DON'T MODIFY ANYTHING IN THIS CELL THAT IS BELOW THIS LINE
"""
tests.test_tokenize(token_lookup)


Tests Passed

Preprocess all the data and save it

Running the code cell below will preprocess all the data and save it to file.


In [5]:
"""
DON'T MODIFY ANYTHING IN THIS CELL
"""
# Preprocess Training, Validation, and Testing Data
helper.preprocess_and_save_data(data_dir, token_lookup, create_lookup_tables)


['moe_szyslak:', '||left_parentheses||', 'into', 'phone', '||right_parentheses||', "moe's", 'tavern', '||period||', 'where', 'the']

Check Point

This is your first checkpoint. If you ever decide to come back to this notebook or have to restart the notebook, you can start from here.

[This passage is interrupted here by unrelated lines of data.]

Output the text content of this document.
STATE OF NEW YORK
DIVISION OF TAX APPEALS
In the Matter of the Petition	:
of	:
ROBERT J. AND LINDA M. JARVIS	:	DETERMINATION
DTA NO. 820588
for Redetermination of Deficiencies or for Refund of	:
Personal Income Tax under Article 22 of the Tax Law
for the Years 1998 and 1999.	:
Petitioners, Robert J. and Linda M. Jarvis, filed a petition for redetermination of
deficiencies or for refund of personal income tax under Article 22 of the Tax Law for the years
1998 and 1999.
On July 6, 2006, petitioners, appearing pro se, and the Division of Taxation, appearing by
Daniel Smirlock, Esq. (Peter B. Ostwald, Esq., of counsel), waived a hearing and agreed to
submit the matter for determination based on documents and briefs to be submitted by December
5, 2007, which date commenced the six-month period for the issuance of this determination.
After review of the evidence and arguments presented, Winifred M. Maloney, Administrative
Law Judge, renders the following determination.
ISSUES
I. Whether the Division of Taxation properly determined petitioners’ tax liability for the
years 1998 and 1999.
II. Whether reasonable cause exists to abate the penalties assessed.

The preprocessed data has been saved to disk.


In [6]:
"""
DON'T MODIFY ANYTHING IN THIS CELL
"""
import helper
import numpy as np
import problem_unittests as tests

int_text, vocab_to_int, int_to_vocab, token_dict = helper.load_preprocess()

Build the Neural Network

You'll build the components necessary to build a RNN by implementing the following functions below:

  • get_inputs
  • get_init_cell
  • get_embed
  • build_rnn
  • build_nn
  • get_batches

Check the Version of TensorFlow and Access to GPU


In [7]:
"""
DON'T MODIFY ANYTHING IN THIS CELL
"""
from distutils.version import LooseVersion
import warnings
import tensorflow as tf

# Check TensorFlow Version
assert LooseVersion(tf.__version__) >= LooseVersion('1.0'), 'Please use TensorFlow version 1.0 or newer'
print('TensorFlow Version: {}'.format(tf.__version__))

# Check for a GPU
if not tf.test.gpu_device_name():
    warnings.warn('No GPU found. Please use a GPU to train your neural network.')
else:
    print('Default GPU Device: {}'.format(tf.test.gpu_device_name()))


TensorFlow Version: 1.0.0
Default GPU Device: /gpu:0

Input

Implement the get_inputs() function to create TF Placeholders for the Neural Network. It should create the following placeholders:

  • Input text placeholder named "input" using the TF Placeholder name parameter.
  • Targets placeholder
  • Learning Rate placeholder

Return the placeholders in the following the tuple (Input, Targets, LearingRate)


In [8]:
def get_inputs():
    """
    Create TF Placeholders for input, targets, and learning rate.
    :return: Tuple (input, targets, learning rate)
    """
    # TODO: Implement Function
    inputs_ = tf.placeholder(tf.int32, [None, None], name='input')
    targets_ = tf.placeholder(tf.int32, [None, None], name='target')
    learning_rate_ = tf.placeholder(tf.float16, name='learning_rate')
    return (inputs_, targets_, learning_rate_)


"""
DON'T MODIFY ANYTHING IN THIS CELL THAT IS BELOW THIS LINE
"""
tests.test_get_inputs(get_inputs)


Tests Passed

Build RNN Cell and Initialize

Stack one or more BasicLSTMCells in a MultiRNNCell.

  • The Rnn size should be set using rnn_size
  • Initalize Cell State using the MultiRNNCell's zero_state() function
    • Apply the name "initial_state" to the initial state using tf.identity()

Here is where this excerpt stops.